Comme l’ a dit (prétend-on) Mr Madoff : « j’ai  monté mon escroquerie en m’inspirant  du système français de retraite » ; l’argent de ceux qui cotisent maintenant (des derniers épargnants) sert à payer ceux qui ont cotisé (les premiers épargnants). L’avantage du système de répartition par rapport au système de Ponzi, était que la mort des vieux retraités déblayait le terrain et que les contributions des nouveaux cotisants pouvaient donc faire face aux demandes des nouveaux retraités. Mais, funeste circonstance, les vieux se sont mis à survivre plus longtemps et les créations d’emplois n’ont pas suivi. Le système de répartition est bâti sur l’idée d’une croissance des emplois au moins égale à la croissance du nombre des retraités. Hypothèse manifestement fausse pour un certain nombre de décennies.
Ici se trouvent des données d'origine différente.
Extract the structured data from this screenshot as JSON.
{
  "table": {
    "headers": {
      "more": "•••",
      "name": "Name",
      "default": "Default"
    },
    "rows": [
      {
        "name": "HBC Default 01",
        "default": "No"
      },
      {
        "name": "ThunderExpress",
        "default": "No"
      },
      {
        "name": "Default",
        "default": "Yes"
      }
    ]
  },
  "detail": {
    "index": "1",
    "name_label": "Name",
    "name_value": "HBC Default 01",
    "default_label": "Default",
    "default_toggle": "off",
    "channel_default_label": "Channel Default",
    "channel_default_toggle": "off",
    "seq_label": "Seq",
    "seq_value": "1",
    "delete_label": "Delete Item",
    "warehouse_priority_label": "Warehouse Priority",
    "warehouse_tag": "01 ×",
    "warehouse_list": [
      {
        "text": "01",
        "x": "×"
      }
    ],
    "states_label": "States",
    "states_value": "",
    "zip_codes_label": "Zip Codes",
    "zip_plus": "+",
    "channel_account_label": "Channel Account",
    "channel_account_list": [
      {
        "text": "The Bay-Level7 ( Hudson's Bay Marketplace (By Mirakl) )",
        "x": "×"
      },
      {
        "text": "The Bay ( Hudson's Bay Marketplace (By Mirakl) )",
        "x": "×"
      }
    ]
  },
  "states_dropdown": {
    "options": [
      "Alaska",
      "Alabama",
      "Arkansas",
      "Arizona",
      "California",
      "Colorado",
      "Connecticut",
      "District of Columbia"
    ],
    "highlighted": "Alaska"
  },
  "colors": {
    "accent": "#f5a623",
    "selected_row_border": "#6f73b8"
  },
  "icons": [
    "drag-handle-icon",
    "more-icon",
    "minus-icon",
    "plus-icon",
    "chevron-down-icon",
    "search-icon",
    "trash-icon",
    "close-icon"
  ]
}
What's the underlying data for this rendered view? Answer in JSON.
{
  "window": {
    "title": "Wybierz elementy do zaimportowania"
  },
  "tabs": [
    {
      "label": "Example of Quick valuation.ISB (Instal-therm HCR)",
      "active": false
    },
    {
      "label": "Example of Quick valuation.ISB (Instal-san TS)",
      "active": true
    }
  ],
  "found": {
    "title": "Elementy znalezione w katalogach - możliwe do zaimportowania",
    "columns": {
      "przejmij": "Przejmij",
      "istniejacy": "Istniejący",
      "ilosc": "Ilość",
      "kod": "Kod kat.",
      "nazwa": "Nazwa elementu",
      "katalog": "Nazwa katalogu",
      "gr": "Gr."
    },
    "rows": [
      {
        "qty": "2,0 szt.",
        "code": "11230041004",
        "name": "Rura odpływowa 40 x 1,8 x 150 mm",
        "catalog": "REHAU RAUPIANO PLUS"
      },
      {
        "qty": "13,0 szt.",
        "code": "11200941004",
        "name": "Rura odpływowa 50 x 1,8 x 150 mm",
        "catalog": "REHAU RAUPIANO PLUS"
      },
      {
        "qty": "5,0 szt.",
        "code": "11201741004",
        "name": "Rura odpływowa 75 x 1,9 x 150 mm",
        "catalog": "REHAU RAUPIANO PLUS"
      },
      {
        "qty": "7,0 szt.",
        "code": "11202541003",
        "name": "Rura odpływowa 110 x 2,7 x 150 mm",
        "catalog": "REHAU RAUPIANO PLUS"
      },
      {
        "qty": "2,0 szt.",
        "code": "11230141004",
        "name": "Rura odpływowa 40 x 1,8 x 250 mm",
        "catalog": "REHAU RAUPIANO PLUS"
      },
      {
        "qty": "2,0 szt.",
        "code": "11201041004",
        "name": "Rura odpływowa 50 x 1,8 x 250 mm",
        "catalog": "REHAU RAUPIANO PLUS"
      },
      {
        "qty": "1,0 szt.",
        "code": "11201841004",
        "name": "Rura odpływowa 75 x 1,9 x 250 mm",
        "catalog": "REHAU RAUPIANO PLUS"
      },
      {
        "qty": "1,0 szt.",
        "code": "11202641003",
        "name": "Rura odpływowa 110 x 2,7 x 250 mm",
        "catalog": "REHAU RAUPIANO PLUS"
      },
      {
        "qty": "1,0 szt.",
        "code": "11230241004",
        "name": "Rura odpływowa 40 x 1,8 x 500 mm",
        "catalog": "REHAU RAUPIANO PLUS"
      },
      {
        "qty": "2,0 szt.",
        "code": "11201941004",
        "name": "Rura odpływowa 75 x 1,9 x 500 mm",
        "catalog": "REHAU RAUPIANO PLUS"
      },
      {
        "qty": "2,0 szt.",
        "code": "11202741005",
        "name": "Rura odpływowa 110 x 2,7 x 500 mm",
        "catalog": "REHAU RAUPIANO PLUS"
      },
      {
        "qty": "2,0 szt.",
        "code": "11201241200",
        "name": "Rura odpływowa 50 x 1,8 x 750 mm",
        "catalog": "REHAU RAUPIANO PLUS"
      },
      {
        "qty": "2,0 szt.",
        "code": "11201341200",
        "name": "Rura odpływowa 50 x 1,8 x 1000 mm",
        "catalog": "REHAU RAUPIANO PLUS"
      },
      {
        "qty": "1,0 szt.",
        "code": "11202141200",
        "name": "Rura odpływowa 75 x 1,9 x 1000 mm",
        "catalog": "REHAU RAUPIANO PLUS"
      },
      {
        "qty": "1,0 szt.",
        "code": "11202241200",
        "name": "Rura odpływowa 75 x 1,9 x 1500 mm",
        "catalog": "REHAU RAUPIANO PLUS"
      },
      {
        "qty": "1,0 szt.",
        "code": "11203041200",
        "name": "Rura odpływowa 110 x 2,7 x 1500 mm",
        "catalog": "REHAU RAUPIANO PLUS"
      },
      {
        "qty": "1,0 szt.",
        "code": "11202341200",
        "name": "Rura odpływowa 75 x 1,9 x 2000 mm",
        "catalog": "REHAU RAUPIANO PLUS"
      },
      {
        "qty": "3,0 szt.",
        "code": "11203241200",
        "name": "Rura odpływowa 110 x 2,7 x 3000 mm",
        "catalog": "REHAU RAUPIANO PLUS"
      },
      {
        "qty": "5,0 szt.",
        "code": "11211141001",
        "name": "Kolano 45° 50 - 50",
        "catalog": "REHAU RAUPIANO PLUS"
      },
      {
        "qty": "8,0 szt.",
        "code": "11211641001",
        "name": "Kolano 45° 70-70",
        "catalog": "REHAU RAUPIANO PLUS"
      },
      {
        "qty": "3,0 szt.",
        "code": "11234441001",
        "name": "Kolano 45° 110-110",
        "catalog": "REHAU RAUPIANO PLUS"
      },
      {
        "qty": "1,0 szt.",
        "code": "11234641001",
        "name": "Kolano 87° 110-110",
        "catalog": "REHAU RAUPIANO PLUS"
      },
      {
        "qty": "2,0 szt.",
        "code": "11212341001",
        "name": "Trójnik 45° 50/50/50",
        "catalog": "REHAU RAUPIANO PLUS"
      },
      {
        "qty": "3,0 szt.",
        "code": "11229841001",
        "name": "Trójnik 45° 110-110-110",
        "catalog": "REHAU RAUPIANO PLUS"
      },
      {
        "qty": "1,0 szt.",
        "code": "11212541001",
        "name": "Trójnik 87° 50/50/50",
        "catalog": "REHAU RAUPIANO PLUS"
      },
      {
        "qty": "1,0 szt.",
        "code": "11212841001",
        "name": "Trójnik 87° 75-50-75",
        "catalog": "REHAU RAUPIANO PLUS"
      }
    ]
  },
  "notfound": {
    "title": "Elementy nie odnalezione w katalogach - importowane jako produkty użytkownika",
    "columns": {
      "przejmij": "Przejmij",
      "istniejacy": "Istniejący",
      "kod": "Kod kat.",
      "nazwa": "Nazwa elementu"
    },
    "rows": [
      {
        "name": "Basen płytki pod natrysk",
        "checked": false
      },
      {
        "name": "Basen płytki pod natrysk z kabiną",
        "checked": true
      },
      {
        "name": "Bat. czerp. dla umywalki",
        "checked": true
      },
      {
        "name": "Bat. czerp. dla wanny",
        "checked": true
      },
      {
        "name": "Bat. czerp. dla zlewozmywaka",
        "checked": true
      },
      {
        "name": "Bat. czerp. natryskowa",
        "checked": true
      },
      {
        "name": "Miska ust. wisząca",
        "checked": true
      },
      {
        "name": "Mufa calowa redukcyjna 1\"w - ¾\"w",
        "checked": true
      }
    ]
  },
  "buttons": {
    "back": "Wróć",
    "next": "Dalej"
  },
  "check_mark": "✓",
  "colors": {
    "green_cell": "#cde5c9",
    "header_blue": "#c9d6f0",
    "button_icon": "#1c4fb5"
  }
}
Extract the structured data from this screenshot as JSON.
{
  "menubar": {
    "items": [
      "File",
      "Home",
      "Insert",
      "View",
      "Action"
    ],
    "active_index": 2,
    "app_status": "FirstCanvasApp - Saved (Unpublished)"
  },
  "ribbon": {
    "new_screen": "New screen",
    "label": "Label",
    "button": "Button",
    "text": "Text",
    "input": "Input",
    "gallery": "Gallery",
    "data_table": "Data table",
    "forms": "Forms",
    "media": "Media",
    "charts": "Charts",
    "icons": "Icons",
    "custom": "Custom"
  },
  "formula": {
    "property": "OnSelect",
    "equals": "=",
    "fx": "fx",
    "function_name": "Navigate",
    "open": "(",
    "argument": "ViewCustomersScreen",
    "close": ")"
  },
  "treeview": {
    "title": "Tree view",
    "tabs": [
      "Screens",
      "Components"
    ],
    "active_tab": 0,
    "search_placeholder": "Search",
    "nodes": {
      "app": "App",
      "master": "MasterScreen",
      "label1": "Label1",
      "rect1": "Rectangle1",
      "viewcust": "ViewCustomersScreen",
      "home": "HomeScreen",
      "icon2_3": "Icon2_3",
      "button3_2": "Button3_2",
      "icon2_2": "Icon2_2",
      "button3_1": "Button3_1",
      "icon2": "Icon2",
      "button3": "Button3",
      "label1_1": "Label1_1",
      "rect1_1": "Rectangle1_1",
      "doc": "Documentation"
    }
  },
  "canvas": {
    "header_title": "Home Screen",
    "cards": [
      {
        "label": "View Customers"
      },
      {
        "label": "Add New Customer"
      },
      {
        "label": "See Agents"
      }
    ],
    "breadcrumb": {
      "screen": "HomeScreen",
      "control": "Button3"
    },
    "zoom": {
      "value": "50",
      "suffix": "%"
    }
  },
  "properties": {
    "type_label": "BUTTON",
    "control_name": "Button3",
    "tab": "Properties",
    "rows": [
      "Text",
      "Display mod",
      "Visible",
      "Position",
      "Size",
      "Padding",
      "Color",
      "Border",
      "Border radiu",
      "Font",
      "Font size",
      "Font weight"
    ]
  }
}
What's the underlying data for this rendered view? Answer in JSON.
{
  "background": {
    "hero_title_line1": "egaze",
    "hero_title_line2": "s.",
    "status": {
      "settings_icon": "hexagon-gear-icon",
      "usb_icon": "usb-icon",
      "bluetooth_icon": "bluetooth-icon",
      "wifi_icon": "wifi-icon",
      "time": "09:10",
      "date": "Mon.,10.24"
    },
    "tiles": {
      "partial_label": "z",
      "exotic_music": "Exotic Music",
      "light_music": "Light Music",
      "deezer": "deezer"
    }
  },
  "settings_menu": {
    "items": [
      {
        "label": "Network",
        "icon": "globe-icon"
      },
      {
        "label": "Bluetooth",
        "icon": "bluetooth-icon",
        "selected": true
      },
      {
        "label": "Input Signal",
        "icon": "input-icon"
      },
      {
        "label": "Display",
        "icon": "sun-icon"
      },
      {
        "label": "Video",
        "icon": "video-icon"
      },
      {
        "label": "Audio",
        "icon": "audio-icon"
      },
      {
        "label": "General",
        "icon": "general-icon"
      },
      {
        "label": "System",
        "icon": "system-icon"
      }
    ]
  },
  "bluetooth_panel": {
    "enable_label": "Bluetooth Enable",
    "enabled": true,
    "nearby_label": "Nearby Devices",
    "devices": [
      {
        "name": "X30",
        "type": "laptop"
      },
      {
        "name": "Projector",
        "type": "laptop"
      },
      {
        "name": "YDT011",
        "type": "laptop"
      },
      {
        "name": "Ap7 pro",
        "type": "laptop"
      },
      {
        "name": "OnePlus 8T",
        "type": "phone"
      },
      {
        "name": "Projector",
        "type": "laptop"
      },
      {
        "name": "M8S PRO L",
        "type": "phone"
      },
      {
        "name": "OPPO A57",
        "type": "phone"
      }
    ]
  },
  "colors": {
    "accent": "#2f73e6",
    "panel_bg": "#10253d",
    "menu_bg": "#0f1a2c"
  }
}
La capitalisation est le seul système sain. Pour ne pas choquer les âmes sensibles, il suffit de le nommer système à points ; chaque contribution (obligatoire pour tous) versée à un fond (public, pour être plus sur de sa pérennité)  donnerait droit à un certain nombre de points. Au moment où le contributaire déciderait de prendre sa retraite il disposerait d’un capital de points qui lui donnerait  droit à une part des revenus générés par ce fond public.

J’imagine les hurlements : la retraite par répartition fait partie du « pacte républicain », du « contrat social ». Non. Beaucoup sont très inquiets sur leurs retraites. Beaucoup sont sans illusions sur les retraites de leurs enfants. La prise de conscience de la fragilité de ce système absurde est forte. Les solutions novatrices peuvent entrer dans un nouveau contrat social à la double condition que tous contribuent sans exception (afin que personne ne soit laissé au bord de la route en fin de parcours professionnel, ou en fin de parcours de personne au foyer), et que le système ne soit pas entre les mains d’assureurs privés.

Les hurlements pourraient se muer en vociférations, si j’ajoutais que je ne vois pas pourquoi ce système par capitalisation ne s’appliquerait pas aux fonctionnaires.